Denuncia urgente de hechos realesUno de los avanzados de lo que se denominó nuevo cine español, Juan Antonio Bardem, estrenó Siete días de enero en 1979. Trató bajo formas dramáticas la matanza de Atocha, donde cinco personas fueron ejecutadas en un despacho de abogados laboralistas. Se trata de cine político urgente, que integró imágenes de archivo dentro de la narración y se estrenó diecisiete meses después de los últimos acontecimientos que representa.
En el filme se otorga una parte significativa del protagonismo a la versión ficcionada de Fernando Lerdo de Tejada, el tercer hombre que escoltaba a los dos autores materiales de los asesinatos y que desapareció tras recibir un sorprendente permiso penitenciario. Bardem y el coguionista Gregorio Morán intentan dotar de una cierta humanidad al personaje: le retratan como un hombre joven devorado por el miedo, lastrado por la memoria del padre muerto franquista y empujado por la presión de un entorno ultra que clama por la llegada de héroes patrióticos que usen la fuerza.
El joven pistolero y su grupo son peones que han desbordado los límites del tablero de juego. Los compañeros de viaje que les azuzaban tomaron distancias cuando el crimen genera un clamoroso rechazo social.
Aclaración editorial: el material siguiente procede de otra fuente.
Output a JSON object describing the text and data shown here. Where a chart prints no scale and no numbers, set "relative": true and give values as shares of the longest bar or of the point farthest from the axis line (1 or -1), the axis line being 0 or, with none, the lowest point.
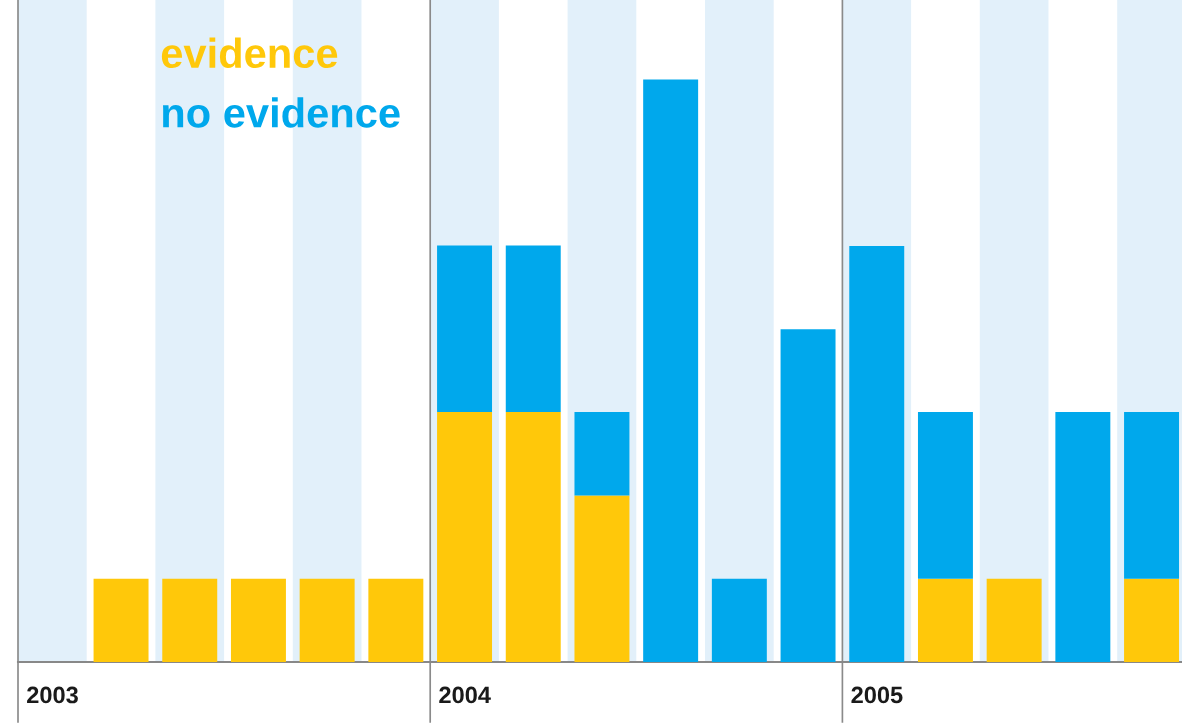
{
  "chart_data": {
    "type": "bar",
    "stacked": true,
    "relative": true,
    "legend": "top left",
    "categories": [
      "2003",
      null,
      null,
      null,
      null,
      null,
      "2004",
      null,
      null,
      null,
      null,
      null,
      "2005",
      null,
      null,
      null,
      null
    ],
    "series": [
      {
        "name": "evidence",
        "color": "#ffc80a",
        "values": [
          0,
          0.143,
          0.143,
          0.143,
          0.143,
          0.143,
          0.429,
          0.429,
          0.286,
          0,
          0,
          0,
          0,
          0.143,
          0.143,
          0,
          0.143
        ]
      },
      {
        "name": "no evidence",
        "color": "#00a8ec",
        "values": [
          0,
          0,
          0,
          0,
          0,
          0,
          0.286,
          0.286,
          0.143,
          1,
          0.143,
          0.571,
          0.714,
          0.286,
          0,
          0.429,
          0.286
        ]
      }
    ]
  }
}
La película muestra una cierta protección del juez con los acusados, pero Bardem y compañía se quedaron cortos: la obra ya se había completado y estrenado cuando Lerdo de Tejada se fugó. Con ese añadido, los rótulos con los que concluye la película parecerían aún más lejanos del final desatadamente feliz propio de tanto cine comercial: la aprobación de la Constitución no suponía un fin de la historia con fanfarria de happy end, sino una parte de un proceso histórico conflictivo que ha incluido varios cierres en falso y muchas realidades que revisar críticamente.